At around 10:00 am ET, 12 to 15 of their number will muster in historic Statuary Hall, then march past cameras as they advance on the House chamber, where inside the lights and microphones are still cold. No matter, for once inside the gates they will turn and deliver a series of addresses urging Speaker Nancy Pelosi to bring the body back into session in order to vote on offshore drilling.
One thing that this isn't -- it's not a session of Congress. The House has adjourned until after Labor Day. What we have here is a group of Republicans who have delayed or busted their vacations in order to invite staffers and bewildered -- yet delighted -- tourists onto the floor to listen to them rail against Democrats and for more drilling.
And yet who knows? Maybe the guerilla tactics will really catch fire and the speaker's hand will be forced. It's worth noting that they are specifically not going to be calling on the president to call Congress back, as he has the power to do. They are focusing their attentions on Pelosi, who at this point is not likely to cave in. That might have something to do with it, since it is an open question whether or not members -- both Rs and Ds -- really want to come back here from hither and yon in the middle of the sacrosanct August recess to deal with this. Would the president bust his vacation, too? Best to keep the focus on Pelosi.

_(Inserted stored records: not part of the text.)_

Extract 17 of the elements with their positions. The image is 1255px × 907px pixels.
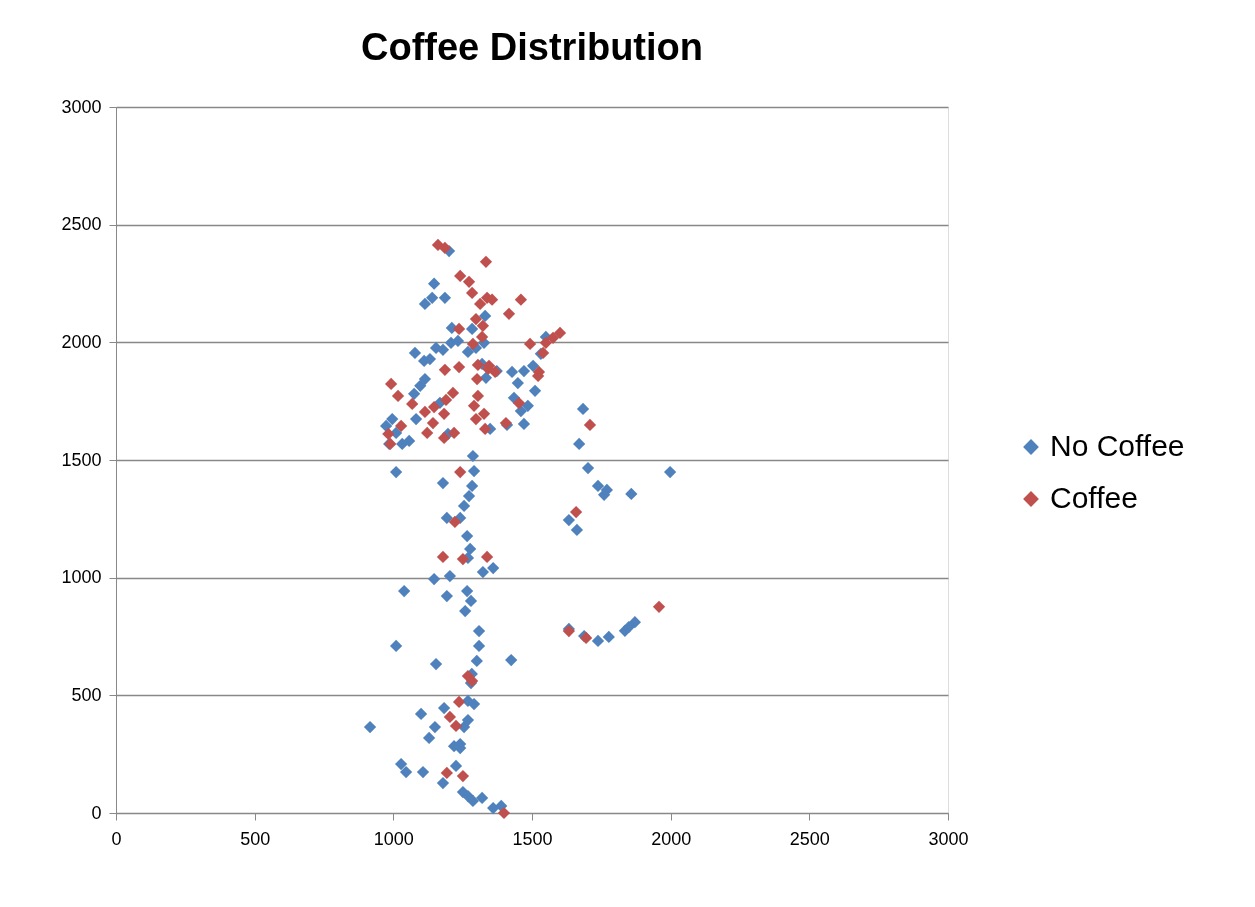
x-tick-label: 2500 bbox=[789, 828, 830, 849]
y-tick-label: 500 bbox=[71, 684, 102, 705]
y-tick-label: 2000 bbox=[61, 331, 102, 352]
x-tick-label: 1500 bbox=[512, 828, 553, 849]
y-tick-label: 2500 bbox=[61, 214, 102, 235]
legend-label: Coffee bbox=[1050, 481, 1138, 514]
y-tick-label: 0 bbox=[91, 802, 102, 823]
x-tick-label: 500 bbox=[240, 828, 271, 849]
x-tick-label: 1000 bbox=[373, 828, 414, 849]
x-tick-label: 3000 bbox=[928, 828, 969, 849]
legend-label: No Coffee bbox=[1050, 429, 1185, 462]
y-tick-label: 1500 bbox=[61, 449, 102, 470]
x-tick-label: 2000 bbox=[651, 828, 692, 849]
y-tick-label: 3000 bbox=[61, 96, 102, 117]
x-tick-label: 0 bbox=[111, 828, 122, 849]
y-tick-label: 1000 bbox=[61, 567, 102, 588]
chart-title: Coffee Distribution bbox=[361, 26, 703, 68]
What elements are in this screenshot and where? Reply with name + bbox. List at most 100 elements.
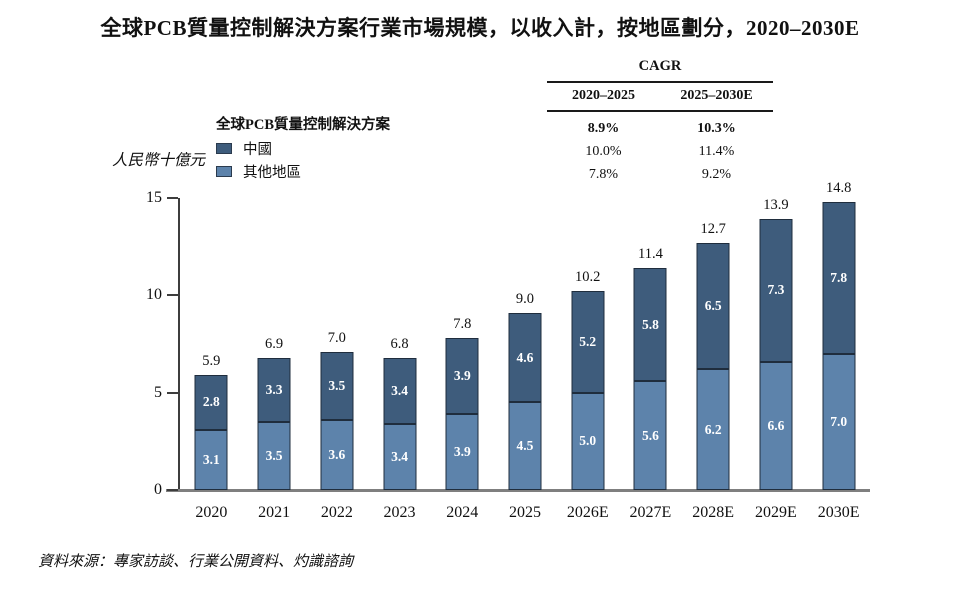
x-axis-tick-label: 2025 bbox=[508, 504, 541, 521]
cagr-column-headers: 2020–2025 2025–2030E bbox=[547, 83, 773, 110]
cagr-column-header-2020-2025: 2020–2025 bbox=[572, 88, 635, 103]
stacked-bar: 3.9 3.9 bbox=[445, 338, 479, 490]
cagr-table-title: CAGR bbox=[638, 58, 682, 74]
other-regions-segment-value-label: 3.9 bbox=[453, 444, 471, 460]
other-regions-segment-value-label: 5.0 bbox=[579, 433, 597, 449]
china-segment-value-label: 3.4 bbox=[391, 382, 408, 398]
stacked-bar: 3.3 3.5 bbox=[257, 357, 291, 490]
china-segment-value-label: 2.8 bbox=[202, 394, 220, 410]
y-axis-tick bbox=[167, 391, 178, 394]
bar-total-label: 6.8 bbox=[390, 335, 409, 352]
other-regions-bar-segment: 5.0 bbox=[571, 392, 605, 490]
stacked-bar: 3.4 3.4 bbox=[383, 357, 417, 490]
y-axis-tick-label: 0 bbox=[154, 481, 162, 498]
cagr-value-other-1: 7.8% bbox=[588, 167, 619, 182]
china-segment-value-label: 3.3 bbox=[265, 381, 283, 397]
bar-slot: 9.0 4.6 4.5 2025 bbox=[494, 198, 557, 521]
x-axis-baseline bbox=[166, 489, 870, 492]
other-regions-segment-value-label: 3.1 bbox=[202, 451, 220, 467]
china-bar-segment: 5.8 bbox=[633, 268, 667, 381]
other-regions-bar-segment: 3.5 bbox=[257, 421, 291, 490]
china-segment-value-label: 5.2 bbox=[579, 334, 597, 350]
cagr-values: 8.9% 10.3% 10.0% 11.4% 7.8% 9.2% bbox=[547, 112, 773, 186]
other-regions-bar-segment: 5.6 bbox=[633, 381, 667, 490]
bar-total-label: 13.9 bbox=[763, 197, 789, 214]
cagr-row-overall: 8.9% 10.3% bbox=[547, 117, 773, 140]
bar-slot: 6.9 3.3 3.5 2021 bbox=[243, 198, 306, 521]
y-axis-tick bbox=[167, 197, 178, 199]
other-regions-color-swatch-icon bbox=[216, 166, 232, 177]
china-segment-value-label: 5.8 bbox=[642, 316, 659, 332]
bar-slot: 13.9 7.3 6.6 2029E bbox=[745, 197, 808, 521]
cagr-value-china-1: 10.0% bbox=[585, 144, 622, 159]
cagr-value-china-2: 11.4% bbox=[698, 144, 735, 159]
stacked-bar: 4.6 4.5 bbox=[508, 312, 542, 490]
other-regions-bar-segment: 6.2 bbox=[696, 369, 730, 490]
stacked-bar: 3.5 3.6 bbox=[320, 351, 354, 490]
cagr-table-divider-top bbox=[547, 81, 773, 83]
bar-slot: 6.8 3.4 3.4 2023 bbox=[368, 198, 431, 521]
bar-slot: 5.9 2.8 3.1 2020 bbox=[180, 198, 243, 521]
china-bar-segment: 3.5 bbox=[320, 351, 354, 420]
x-axis-tick-label: 2028E bbox=[692, 504, 735, 521]
bar-slot: 11.4 5.8 5.6 2027E bbox=[619, 198, 682, 521]
stacked-bar: 5.8 5.6 bbox=[633, 268, 667, 490]
y-axis-tick bbox=[167, 489, 178, 491]
china-segment-value-label: 6.5 bbox=[704, 298, 722, 314]
x-axis-tick-label: 2030E bbox=[817, 504, 860, 521]
legend-header: 全球PCB質量控制解決方案 bbox=[216, 117, 390, 133]
x-axis-tick-label: 2022 bbox=[320, 504, 353, 521]
bar-slot: 12.7 6.5 6.2 2028E bbox=[682, 198, 745, 521]
x-axis-tick-label: 2021 bbox=[258, 504, 291, 521]
other-regions-segment-value-label: 4.5 bbox=[516, 438, 534, 454]
bar-slot: 7.8 3.9 3.9 2024 bbox=[431, 198, 494, 521]
other-regions-segment-value-label: 3.4 bbox=[391, 448, 408, 464]
x-axis-tick-label: 2026E bbox=[566, 504, 609, 521]
other-regions-segment-value-label: 5.6 bbox=[642, 427, 659, 443]
bar-total-label: 7.0 bbox=[327, 329, 346, 346]
bar-total-label: 12.7 bbox=[700, 220, 726, 237]
legend-item-china-label: 中國 bbox=[243, 142, 272, 158]
x-axis-tick-label: 2027E bbox=[629, 504, 672, 521]
china-bar-segment: 7.3 bbox=[759, 219, 793, 362]
other-regions-segment-value-label: 6.2 bbox=[704, 421, 722, 437]
other-regions-segment-value-label: 6.6 bbox=[767, 417, 785, 433]
china-segment-value-label: 7.8 bbox=[830, 269, 848, 285]
china-bar-segment: 2.8 bbox=[194, 375, 228, 430]
x-axis-tick-label: 2023 bbox=[383, 504, 416, 521]
china-bar-segment: 5.2 bbox=[571, 291, 605, 393]
other-regions-bar-segment: 3.1 bbox=[194, 429, 228, 490]
china-segment-value-label: 3.5 bbox=[328, 377, 346, 393]
y-axis-tick-label: 10 bbox=[146, 286, 162, 304]
bar-total-label: 14.8 bbox=[825, 179, 852, 196]
cagr-value-overall-2: 10.3% bbox=[697, 121, 736, 136]
x-axis-tick-label: 2029E bbox=[755, 504, 797, 521]
china-bar-segment: 7.8 bbox=[822, 201, 856, 354]
china-segment-value-label: 7.3 bbox=[767, 282, 785, 298]
china-bar-segment: 6.5 bbox=[696, 242, 730, 370]
other-regions-bar-segment: 4.5 bbox=[508, 402, 542, 490]
y-axis-tick-label: 5 bbox=[154, 383, 162, 401]
cagr-table: CAGR 2020–2025 2025–2030E 8.9% 10.3% 10.… bbox=[547, 57, 773, 186]
chart-legend: 全球PCB質量控制解決方案 中國 其他地區 bbox=[216, 114, 390, 183]
china-bar-segment: 3.4 bbox=[383, 357, 417, 424]
bar-total-label: 5.9 bbox=[202, 353, 221, 370]
bar-slot: 14.8 7.8 7.0 2030E bbox=[807, 180, 870, 521]
bar-total-label: 7.8 bbox=[453, 316, 472, 333]
x-axis-tick-label: 2020 bbox=[195, 504, 228, 521]
legend-item-other-regions-label: 其他地區 bbox=[243, 165, 301, 181]
other-regions-bar-segment: 3.9 bbox=[445, 414, 479, 490]
legend-item-other-regions: 其他地區 bbox=[216, 160, 390, 183]
stacked-bar: 5.2 5.0 bbox=[571, 291, 605, 490]
other-regions-bar-segment: 7.0 bbox=[822, 353, 856, 490]
bar-total-label: 6.9 bbox=[265, 335, 284, 352]
y-axis-line bbox=[178, 198, 180, 490]
other-regions-segment-value-label: 7.0 bbox=[830, 413, 848, 429]
other-regions-segment-value-label: 3.6 bbox=[328, 446, 346, 462]
bar-total-label: 11.4 bbox=[638, 246, 663, 263]
stacked-bar: 2.8 3.1 bbox=[194, 375, 228, 490]
other-regions-bar-segment: 3.6 bbox=[320, 419, 354, 490]
bar-total-label: 9.0 bbox=[515, 290, 535, 307]
other-regions-bar-segment: 6.6 bbox=[759, 361, 793, 490]
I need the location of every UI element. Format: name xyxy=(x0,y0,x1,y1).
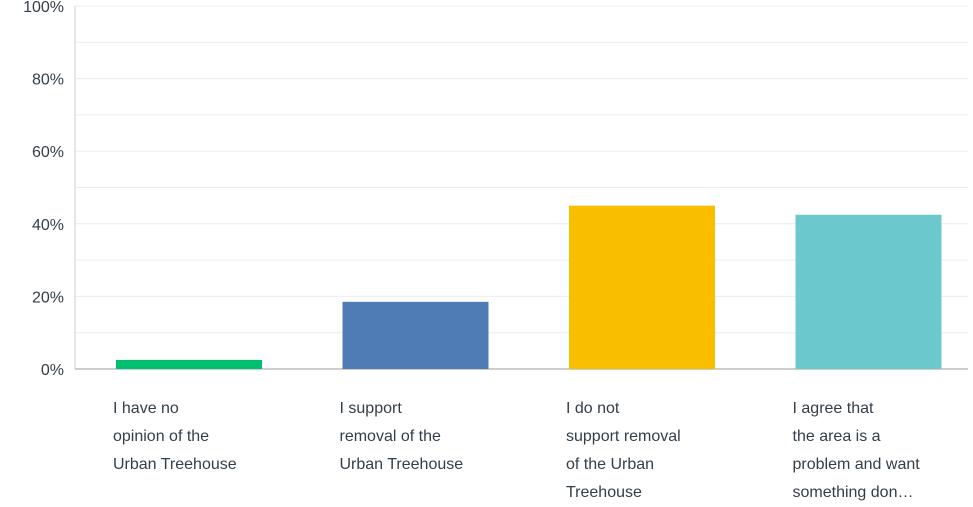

In any event, it's been obvious for weeks that Republicans think they have a winner with the issue of expanded offshore drilling. They have seized upon it like a lifeline in a year when most expect them to lose yet more seats in both the House and the Senate come November. Now, from the depths of their electoral despair, they are discovering that they still have some fight left in them.
So the House remains dark, the mics are off. The robo cameras in the chamber -- the ones whose output we see on C-Span -- are controlled by the House itself (read: Nancy Pelosi) and are also off and turned to face the wall.
Again, the revolution will not be televised. (But there was a video shot by a staffer from the last one that's on YouTube.)